You can have a function working with 3D X coordinates and 2D y coordinates, you know. I think it's better to call it XySomething than xYSomething, because meaning is more important than convention. But did the author of the function think so, too? Of course, we can use an underscore to "clarify" the intent: something_Xy. The underscore clearly shows that the part after the underscore doesn't follow standard naming conventions, so it must be according to the computer-vision-specific convention.

So what happens is that CamelCase code deteriorates to the following state:

  1. You have ugly names like tcpIpOpen.
  2. Since you also have names like TCP_IP_Open, your real naming convention is "camel case with underscores". Which is equivalent to "any identifier that compiles".

Maybe there's a good way to augment CamelCase with rules that make it work well. I probably wouldn't know. I ought to say that I'm not that good at naming conventions in particular and in Best Practices in general. But I doubt there's a good case-sensitive naming convention out there.

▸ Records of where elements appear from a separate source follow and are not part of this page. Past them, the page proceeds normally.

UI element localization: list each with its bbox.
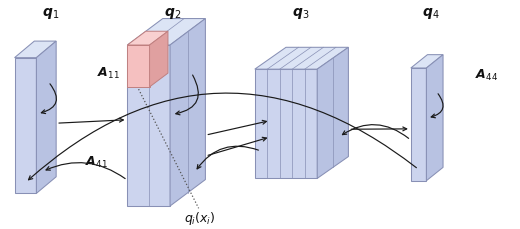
Text: $\boldsymbol{A}_{41}$: $\boldsymbol{A}_{41}$ <box>85 154 108 169</box>
Text: $\boldsymbol{A}_{11}$: $\boldsymbol{A}_{11}$ <box>97 66 120 81</box>
Text: $q_i(x_i)$: $q_i(x_i)$ <box>185 209 216 226</box>
Text: $\boldsymbol{q}_3$: $\boldsymbol{q}_3$ <box>292 6 309 21</box>
Polygon shape <box>127 46 150 87</box>
Text: $\boldsymbol{A}_{44}$: $\boldsymbol{A}_{44}$ <box>475 68 498 83</box>
Polygon shape <box>317 48 348 179</box>
Text: $\boldsymbol{q}_2$: $\boldsymbol{q}_2$ <box>164 6 181 21</box>
Polygon shape <box>15 58 36 194</box>
Polygon shape <box>426 55 443 181</box>
Text: $\boldsymbol{q}_1$: $\boldsymbol{q}_1$ <box>42 6 60 21</box>
Polygon shape <box>36 42 56 194</box>
Polygon shape <box>127 19 205 46</box>
Polygon shape <box>170 19 205 206</box>
Polygon shape <box>150 32 168 87</box>
Text: $\boldsymbol{q}_4$: $\boldsymbol{q}_4$ <box>422 6 439 21</box>
Polygon shape <box>15 42 56 58</box>
Polygon shape <box>127 32 168 46</box>
Polygon shape <box>127 46 170 206</box>
Polygon shape <box>411 69 426 181</box>
Polygon shape <box>411 55 443 69</box>
Polygon shape <box>255 48 348 70</box>
Polygon shape <box>255 70 317 179</box>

Just look at the Python naming convention. You basically have everything. thingslikethis, ThingsLikeThis, things_like_this, thingsLikeThis, and they're all attached to different types of object (module, class, function, method). And every time your language entity convention disagrees with the common sense (class TCPIPSocket), you've got yourself an ugly name. And in a way, this is a good convention, because it at least tries to be consistent with the common conventions used in C, C++ and Java.

The annoying part of this is the slowdown. "Um, how should I spell this name?.." There are actual capitalization trade-offs here. Programming is almost exclusively about making decisions and choosing trade-offs. It's quite tiring, really. Nobody wants to be making some more pointless decisions on the way just for the fun of it. Maybe it's just me and the kind of people I've worked with, but I've always, always bumped into lots and lots of names which looked like a compromise. Somebody was thinking hard here. And it looks ugly anyway.